Carbon Reduction Focus Aids in Mitigating Wider Market's Climate Hazard
In the global push towards a more sustainable future, a significant number of companies are leading the charge by investing in and deploying low-carbon technologies and sustainable infrastructure. According to Ninety One, around 700 companies, valued at approximately $6 trillion by market cap, form their "carbon-avoided" universe.
The first stage of this process involves screening global equities for companies that derive at least 50% of their revenues from environmental solutions. These companies primarily contribute to decarbonisation efforts by innovating in areas such as renewable energy, energy efficiency, green industrial heat, carbon capture and storage, and circular economy practices.
The UK government is considering banning combustion engines within the next decade, and other nations are following suit. For instance, the US is considering similar measures as part of its pandemic stimulus, while the EU has already boosted green investment in its stimulus package. In fact, the European Green Deal, launched in May, has allocated approximately 38% of its €750bn stimulus towards climate-related initiatives.
Investors can support and benefit from these companies by focusing on sectors with high decarbonization potential, such as infrastructure, and by integrating Environmental, Social, and Governance (ESG) criteria into their investment decisions. Significant capital investment is required for the energy transition, estimated between USD 150 trillion and 275 trillion by 2050. This presents opportunities for institutional investors to participate in both decarbonization and value creation.
Private markets offer various avenues for investment in clean energy, energy efficiency, and sustainable infrastructure that drive carbon avoidance while delivering returns. To navigate political and regulatory uncertainties, investors should monitor the development and implementation of climate commitments, engage proactively with governments and companies, employ diversified strategies across sectors and geographies, and evaluate investments in emerging technologies with high impact potential.
The US has already built more renewable power capacity in the last four years than ever before, despite the White House administration's stated goal of reviving the coal industry. This trend is likely to continue as the market tends to underestimate the opportunity within the energy transition. For example, companies with products and services that facilitate carbon avoidance can serve a market of around $500bn to $600bn.
One such company is Croda International, a firm that makes bio-based chemicals used in lower carbon shampoos and cosmetics.
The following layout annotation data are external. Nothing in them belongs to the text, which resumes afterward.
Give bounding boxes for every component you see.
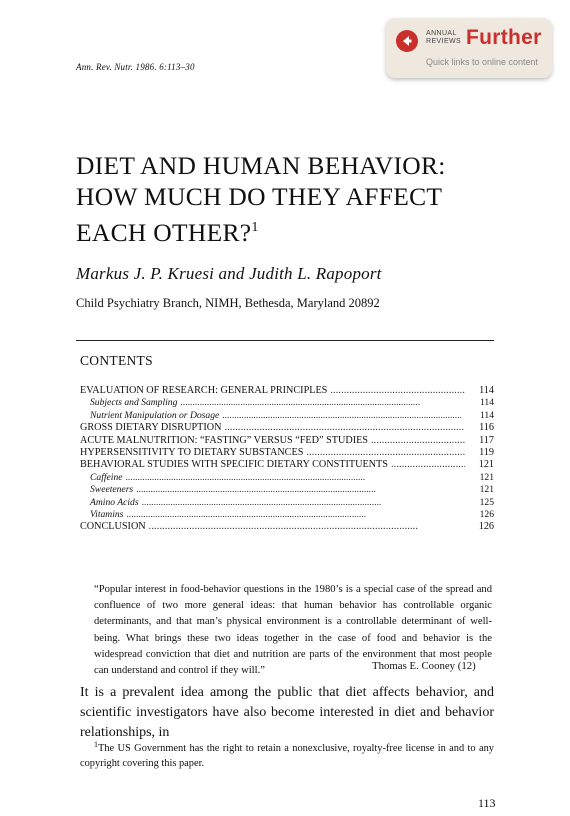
toc-entry-page: 114 (479, 385, 494, 396)
annual-reviews-label: ANNUAL REVIEWS (426, 30, 462, 45)
toc-entry-title: Subjects and Sampling (90, 397, 178, 409)
toc-entry[interactable] (80, 397, 494, 409)
toc-leader-dots (371, 435, 465, 447)
toc-entry-page: 114 (479, 409, 494, 421)
toc-entry[interactable] (80, 484, 494, 496)
toc-entry[interactable] (80, 472, 494, 484)
further-subtitle: Quick links to online content (426, 57, 539, 67)
toc-leader-dots (142, 497, 465, 509)
toc-entry-title: Caffeine (90, 471, 123, 483)
toc-entry-title: Amino Acids (90, 496, 139, 508)
toc-leader-dots (126, 509, 465, 521)
title-line: EACH OTHER?$^1$ (76, 218, 259, 247)
article-title (76, 150, 516, 248)
annual-reviews-further-badge[interactable] (386, 18, 552, 78)
toc-leader-dots (330, 385, 465, 397)
toc-leader-dots (391, 459, 465, 471)
toc-entry[interactable] (80, 497, 494, 509)
footnote (80, 738, 494, 772)
toc-leader-dots (136, 484, 465, 496)
toc-entry-title: GROSS DIETARY DISRUPTION (80, 422, 222, 434)
toc-entry-page: 126 (478, 521, 494, 533)
toc-leader-dots (180, 397, 465, 409)
toc-entry[interactable] (80, 509, 494, 521)
toc-entry[interactable] (80, 385, 494, 397)
toc-entry-title: HYPERSENSITIVITY TO DIETARY SUBSTANCES (80, 446, 304, 458)
further-title: Further (466, 26, 542, 49)
toc-entry-title: Vitamins (90, 508, 124, 520)
title-line: HOW MUCH DO THEY AFFECT (76, 182, 443, 211)
toc-entry-page: 126 (479, 508, 494, 520)
page-number: 113 (478, 796, 496, 810)
toc-entry-page: 114 (479, 397, 494, 409)
toc-entry-page: 125 (479, 496, 494, 508)
toc-entry-page: 117 (479, 434, 494, 446)
footnote-text: The US Government has the right to retain a nonexclusive, royalty-free license in and to any copyright covering this paper. (80, 743, 494, 769)
toc-entry[interactable] (80, 410, 494, 422)
affiliation: Child Psychiatry Branch, NIMH, Bethesda, Maryland 20892 (76, 296, 380, 310)
title-footnote-mark: 1 (251, 220, 259, 235)
contents-heading: CONTENTS (80, 353, 153, 368)
toc-entry-page: 119 (479, 446, 494, 458)
toc-entry[interactable] (80, 521, 494, 533)
toc-leader-dots (126, 472, 465, 484)
toc-entry-title: CONCLUSION (80, 521, 146, 533)
toc-leader-dots (306, 447, 465, 459)
toc-entry-page: 116 (479, 422, 494, 434)
toc-entry-title: EVALUATION OF RESEARCH: GENERAL PRINCIPLES (80, 385, 328, 396)
toc-entry-page: 121 (478, 459, 494, 471)
toc-entry-page: 121 (479, 471, 494, 483)
toc-entry[interactable] (80, 459, 494, 471)
body-paragraph: It is a prevalent idea among the public that diet affects behavior, and scientific investigators have also become interested in diet and behavior relationships, in (80, 685, 494, 740)
toc-entry-title: Sweeteners (90, 484, 134, 496)
epigraph-attribution: Thomas E. Cooney (12) (372, 660, 476, 672)
toc-leader-dots (149, 521, 465, 533)
toc-entry[interactable] (80, 435, 494, 447)
authors: Markus J. P. Kruesi and Judith L. Rapoport (76, 264, 382, 283)
toc-leader-dots (224, 422, 465, 434)
title-line: DIET AND HUMAN BEHAVIOR: (76, 151, 446, 180)
epigraph-quote: “Popular interest in food-behavior questions in the 1980’s is a special case of the spread and confluence of two more general ideas: that human behavior has controllable organic determinants, and that man’s physical environment is a controllable determinant of well-being. What brings these two ideas together in the case of food and behavior is the widespread conviction that diet and nutrition are parts of the environment that most people can understand and control if they will.” (94, 584, 492, 677)
footnote-mark: 1 (94, 740, 98, 749)
toc-entry-page: 121 (479, 484, 494, 496)
toc-entry[interactable] (80, 447, 494, 459)
toc-entry-title: Nutrient Manipulation or Dosage (90, 409, 220, 421)
toc-entry-title: BEHAVIORAL STUDIES WITH SPECIFIC DIETARY CONSTITUENTS (80, 459, 388, 471)
toc-entry-title: ACUTE MALNUTRITION: “FASTING” VERSUS “FED” STUDIES (80, 434, 368, 446)
divider (76, 340, 494, 341)
toc-leader-dots (222, 410, 465, 422)
table-of-contents (80, 385, 494, 534)
journal-reference: Ann. Rev. Nutr. 1986. 6:113–30 (76, 62, 195, 72)
toc-entry[interactable] (80, 422, 494, 434)
back-arrow-icon (396, 30, 418, 52)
The cost curve shows that wind and solar is the cheaper form of electricity, with approximately 18% annual cost efficiency improvement seen in Lithium-ion batteries. Regulatory change, technological change, and changing consumer behavior are the drivers that will bring about the required speed of change.
However, the world remains far off track in terms of the transition required to meet the climate goals agreed in Paris in 2016. The UN Intergovernmental Panel on Climate Change suggests $2.4 trillion will be required every year to meet 1.5° of warming. China has announced a target for a zero-carbon economy by 2060, and other nations are expected to follow suit. By combining ESG integration with thorough analysis of policy environments and leveraging private market infrastructure opportunities, investors can effectively contribute to and benefit from companies facilitating carbon avoidance, while managing uncertainty inherent in political and regulatory shifts.
Technology plays a crucial role in the decarbonization efforts of companies, with sectors like renewable energy, energy efficiency, and circular economy practices being primary contributors. Investors can capitalize on technology advancements by focusing on sectors with high decarbonization potential, such as infrastructure, and integrating Environmental, Social, and Governance (ESG) criteria into their investment decisions.